Mix India’s love for Bollywood, cheap data plans, and a 1.3 billion population, and what do you get? A recipe for ruling YouTube, that’s what.
T-Series is about to dethrone PewDiePie to become the most popular YouTube channel in the world. T-Series currently has 59.8 million subscribers, and is adding an average of 1,50,000 subscribers a day. This means that it will soon zoom past Swedish YouTube star Felix Kjelberg, also known as PewDiePie, who currently has 65 million subscribers. This will be the first time in several years that PewDiePie, who makes comedy videos and video game reviews, will be dethroned from the top spot.
It’s not surprising that an India music channel would be the most subscribed channel on YouTube — Bollywood music is somewhat of India’s national passion, and India’s 1.3 billion population, and its large expat community, would mean that there would be many takers for Indian film music. But what appears to have finally tipped the scales in T-Series’ favour in 2018 is the widespread proliferation of the internet among India’s masses. With the entry of Reliance Jio into India’s telecom space in 2016, data rates have plummeted, internet speeds have skyrocketed, and Indians are able to spend a lot more time videos on YouTube than ever before.
This takes away nothing from T-Series, which has assiduously been building a large online presence on YouTube over the last several years. T-Series was founded in the 1980s by Gulshan Kumar, and its early years were less than savoury — it initially sold pirated tracks of popular Bollywood songs. In 1984, it released its first original soundtrack for the movie Lallu Ram. T-Series’ breakthrough came in 1990 with the release of the soundtrack of Aashiqui, which sold 20 million units in India. But tragedy struck in 1997, when Gulshan Kumar was murdered in broad daylight by suspected Mumbai underworld assailants.

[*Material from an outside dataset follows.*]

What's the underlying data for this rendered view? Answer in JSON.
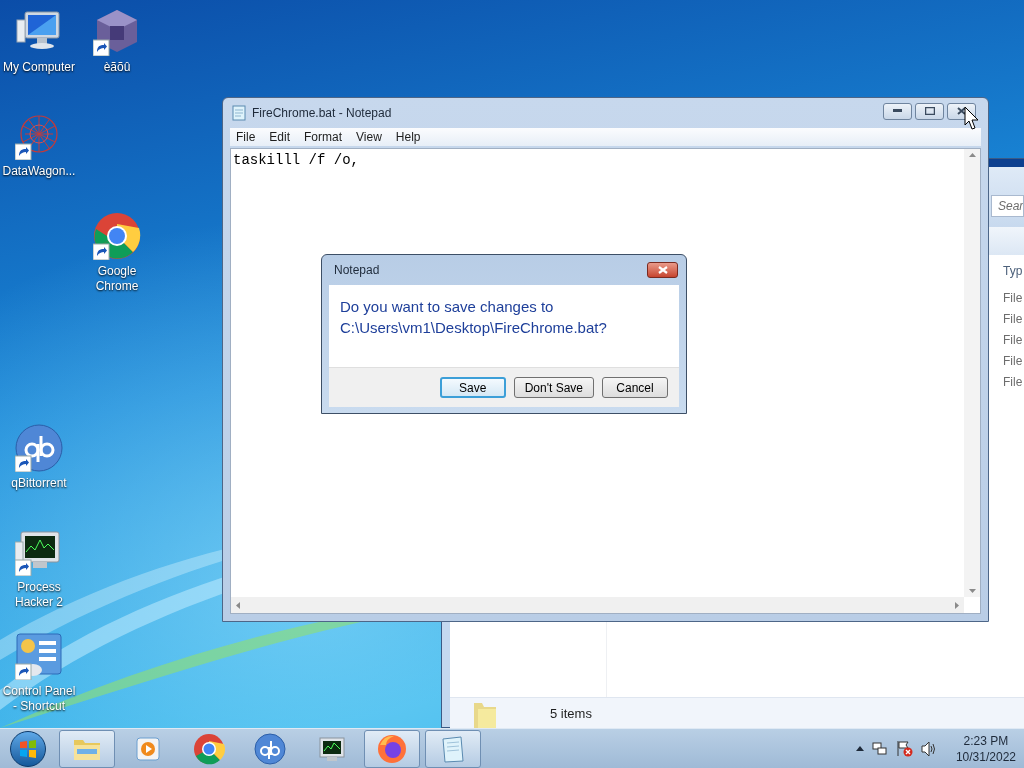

Over the years, T-Series has cleverly tweaked its business model for the internet age. Its YouTube channel now not only has videos in Hindi, but also several regional languages. The 12,000 uploaded videos have accumulated 46 billion views, and earn T-Series an astonishing $11.6 million (Rs. 80 crore) a month in YouTube advertisement revenue.
And this might just be the start. The proliferation of cheap smartphones and cheap data plans in India will likely spawn whole new industries which couldn’t have existed in the past, and they might end up racking up a lot more records for Indian companies. India’s billion strong population now has the internet on their fingertips, and there’s no saying what they’ll collectively end up doing next.